Die Kooperation ist sozusagen der Marketingauftakt für die offiziellen 150-Jahr-Feiern des ÖAV im nächsten Jahr. Die Botschaft: Wer den Traditionsverein immer noch mit rustikaler Lederhose und volkstümelndem Luis-Trenker-Kitsch verbindet, ist am Holzweg. Der ehemals bieder politisierende Bergsteigerklub – auch mit völkischen Anklängen – will in der an Events orientierten Jetztzeit ankommen. 22.270 neuen Mitgliedern gefällt dies. Sie verhalfen ihrem Verein im Jahr 2010 zum stärksten Zuwachs seiner Geschichte: Er hält jetzt bei über 400.000 Mitgliedern.
Auch wenn die offizielle Zahl die eine oder andere Karteileiche beinhaltet, ist der Alpenverein nach den Autofahrerverbänden und Gewerkschaftsbund immerhin der viertgrößte Verein in Österreich. Doch diese Expansion stellt den ÖAV auch vor eine innere Zerreißprobe: Denn der vorwiegend von ehrenamtlichen Mitarbeitern getragenen Struktur wachsen die Aufgaben über den Kopf. Die Erhaltung von Hütten und Wegen wird immer kostspieliger, die Herausforderungen rund um den boomenden Outdoorsport und den Naturschutz immer komplexer.

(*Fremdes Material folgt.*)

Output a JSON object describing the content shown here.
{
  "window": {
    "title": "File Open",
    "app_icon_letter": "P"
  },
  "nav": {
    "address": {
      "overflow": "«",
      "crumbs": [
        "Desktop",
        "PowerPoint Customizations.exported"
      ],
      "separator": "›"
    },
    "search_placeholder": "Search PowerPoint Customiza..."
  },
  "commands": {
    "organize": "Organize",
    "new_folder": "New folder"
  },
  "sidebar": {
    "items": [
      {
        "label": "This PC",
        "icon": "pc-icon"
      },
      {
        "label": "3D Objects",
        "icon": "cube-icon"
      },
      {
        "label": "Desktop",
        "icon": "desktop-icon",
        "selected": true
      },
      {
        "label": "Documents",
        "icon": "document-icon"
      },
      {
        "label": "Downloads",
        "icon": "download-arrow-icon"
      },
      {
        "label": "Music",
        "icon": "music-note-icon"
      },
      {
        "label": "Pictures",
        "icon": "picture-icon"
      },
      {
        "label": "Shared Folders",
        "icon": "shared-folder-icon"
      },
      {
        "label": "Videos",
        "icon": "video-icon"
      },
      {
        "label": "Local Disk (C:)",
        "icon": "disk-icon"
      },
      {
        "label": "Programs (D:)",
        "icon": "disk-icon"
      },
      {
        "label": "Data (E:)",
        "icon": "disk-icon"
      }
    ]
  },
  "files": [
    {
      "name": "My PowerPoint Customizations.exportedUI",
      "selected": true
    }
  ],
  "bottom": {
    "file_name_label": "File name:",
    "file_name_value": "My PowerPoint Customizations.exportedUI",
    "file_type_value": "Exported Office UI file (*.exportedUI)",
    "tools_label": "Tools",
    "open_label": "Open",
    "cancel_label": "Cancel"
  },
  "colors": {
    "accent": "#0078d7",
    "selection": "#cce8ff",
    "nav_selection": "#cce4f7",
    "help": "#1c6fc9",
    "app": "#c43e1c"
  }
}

Nun soll eine neue Organisationsreform die Zukunft sichern: Gewinnbringende Tätigkeiten sollen in Tochtergesellschaften ausgelagert, die Referate gestrafft , Doppelgleisigkeiten beseitigt und die Ehrenamtlichen entlastet werden. Präsident Christian Wadsack, gelernter Grazer Biochemiker und jüngster ÖAV-Präsident der Geschichte, nimmt sich viel vor: "Die administrativen und geschäftlichen Tätigkeiten müssen wir verstärkt professionalisieren. Damit bleibt für die Ehrenamtlichen mehr Zeit, sich um die strategische Führung des Vereins zu kümmern."
Der Österreichische Alpenverein, ein Zwitterwesen
Tatsächlich ist der ÖAV ein eigentümliches Zwitterwesen zwischen Freizeitkonzern und Wanderklub. In seinem innersten Wesen besteht er aus 194 lokalen Sektionen. Schwergewichte dabei sind drei Wiener Großsektionen und die Innsbrucker Sektion mit jeweils über 20.000 Mitgliedern. Alle Mitglieder zusammen zahlen jährlich rund 13 Millionen Euro an Mitgliedsbeiträgen. In Summe arbeiten insgesamt aber lediglich 70 angestellte Mitarbeiter beim ÖAV – zum Vergleich: Der etwa viermal so große ÖAMTC hat 3.200 Angestellte.
Die Hauptlast der Arbeit tragen derzeit 7500 Funktionäre, etwa 14.000 freiwillige Helfer sowie ein paar auf Honorarbasis beschäftigte Kletterführer und Schulungsleiter. Sie leisten weitgehend in ihrer Freizeit 1,3 Millionen Arbeitsstunden, betreuen rund 40.000 Kilometer an Wanderwegen und schulen jährlich rund 260.000 Teilnehmer im richtigen alpinen Verhalten beim Wandern, Skitourengehen und Klettern. Keine schlechte Visitenkarte im heurigen Jahr des Ehrenamts, das der Europäische Rat ausgerufen hat.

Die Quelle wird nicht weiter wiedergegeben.